Former governor Mitt Romney of Massachusetts signed legislation for “universal” health insurance in 2006. It has resulted in a terrible trade-off: While uncompensated hospitalization costs have dropped by $250 million, the cost of coverage has gone up by $820 million. And costs are spiraling up so fast that Governor Patrick has formed a blue ribbon commission to change the way hospitals and doctors get paid.

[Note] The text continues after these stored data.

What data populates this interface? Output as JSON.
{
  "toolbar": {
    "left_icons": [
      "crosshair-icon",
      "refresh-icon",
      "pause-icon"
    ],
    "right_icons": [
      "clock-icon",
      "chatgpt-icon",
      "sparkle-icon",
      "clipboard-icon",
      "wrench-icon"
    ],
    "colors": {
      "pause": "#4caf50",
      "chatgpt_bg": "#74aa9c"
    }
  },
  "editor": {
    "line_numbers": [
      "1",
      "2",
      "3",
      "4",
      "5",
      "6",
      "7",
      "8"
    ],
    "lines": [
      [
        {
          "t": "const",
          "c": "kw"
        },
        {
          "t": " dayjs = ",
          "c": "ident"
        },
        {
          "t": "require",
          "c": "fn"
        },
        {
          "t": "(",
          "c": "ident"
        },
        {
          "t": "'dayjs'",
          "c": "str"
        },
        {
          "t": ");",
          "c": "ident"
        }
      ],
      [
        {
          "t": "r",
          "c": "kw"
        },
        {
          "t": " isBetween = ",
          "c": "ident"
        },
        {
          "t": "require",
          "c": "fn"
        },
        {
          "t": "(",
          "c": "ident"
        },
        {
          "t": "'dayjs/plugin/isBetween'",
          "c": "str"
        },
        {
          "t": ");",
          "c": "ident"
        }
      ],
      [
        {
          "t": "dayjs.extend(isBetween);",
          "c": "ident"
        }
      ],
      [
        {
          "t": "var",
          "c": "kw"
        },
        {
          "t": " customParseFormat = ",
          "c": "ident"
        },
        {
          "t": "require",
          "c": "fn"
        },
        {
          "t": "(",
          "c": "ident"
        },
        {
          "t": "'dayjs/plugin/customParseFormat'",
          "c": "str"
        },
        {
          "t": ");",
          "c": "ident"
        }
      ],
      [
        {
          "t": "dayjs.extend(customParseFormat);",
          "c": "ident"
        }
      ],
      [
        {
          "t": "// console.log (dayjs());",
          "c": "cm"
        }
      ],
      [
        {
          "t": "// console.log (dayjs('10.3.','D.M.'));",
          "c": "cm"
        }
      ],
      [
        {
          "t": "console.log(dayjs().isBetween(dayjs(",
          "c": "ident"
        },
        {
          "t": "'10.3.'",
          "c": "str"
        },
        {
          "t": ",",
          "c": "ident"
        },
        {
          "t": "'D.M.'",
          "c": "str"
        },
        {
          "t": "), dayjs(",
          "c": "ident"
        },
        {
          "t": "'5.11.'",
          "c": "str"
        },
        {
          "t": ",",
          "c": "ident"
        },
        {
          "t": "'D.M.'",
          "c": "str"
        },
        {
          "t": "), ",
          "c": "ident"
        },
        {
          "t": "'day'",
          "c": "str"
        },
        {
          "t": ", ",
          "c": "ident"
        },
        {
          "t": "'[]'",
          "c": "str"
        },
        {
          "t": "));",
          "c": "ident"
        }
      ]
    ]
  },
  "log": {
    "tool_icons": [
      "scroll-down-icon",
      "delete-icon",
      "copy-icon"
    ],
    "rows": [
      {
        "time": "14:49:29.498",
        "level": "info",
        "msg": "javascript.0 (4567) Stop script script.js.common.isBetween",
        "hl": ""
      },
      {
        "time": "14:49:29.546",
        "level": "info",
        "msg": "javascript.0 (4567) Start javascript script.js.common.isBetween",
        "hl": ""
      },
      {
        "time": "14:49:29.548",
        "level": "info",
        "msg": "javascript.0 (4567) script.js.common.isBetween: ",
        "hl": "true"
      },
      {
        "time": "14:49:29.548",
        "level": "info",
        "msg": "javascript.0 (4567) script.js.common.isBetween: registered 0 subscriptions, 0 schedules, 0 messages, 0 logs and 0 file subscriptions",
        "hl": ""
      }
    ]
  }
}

“Universal” health insurance does not have to result in government monopoly. Switzerland, for example, has mandatory private health insurance and lower health costs than the U.S. However, Swiss system has characteristics other than compulsion that likely better explain these positive outcomes:

  1. The Swiss tax-code does not punish employees for buying health insurance directly, like the U.S. does, so the Swiss are free to buy health insurance in a robust and competitive individual market. This means the Swiss are able to keep one health insurance policy for as long as they want, rather than switching insurers when they switch jobs. As a result, Swiss insurers have superior incentives and ability to price the risk in their plans than American insurers do.
  2. The Swiss government does not order its residents out of private insurance and into a government program when they turn 65, like the American government does. This reinforces the superior incentives discussed above.
  3. Swiss insurers have long had the freedom to levy higher deductibles and co-payments than has been practical in the U.S., resulting in lower premiums and leaving more spending under patients’ direct control. American laws and regulations have, until recently, inhibited the availability of such plans to most people. Our traditionally low deductibles and co-payments have led to “over insurance” and significant over-consumption of health care.

Nothing contained in this blog is to be construed as necessarily reflecting the views of the Pacific Research Institute or as an attempt to thwart or aid the passage of any legislation.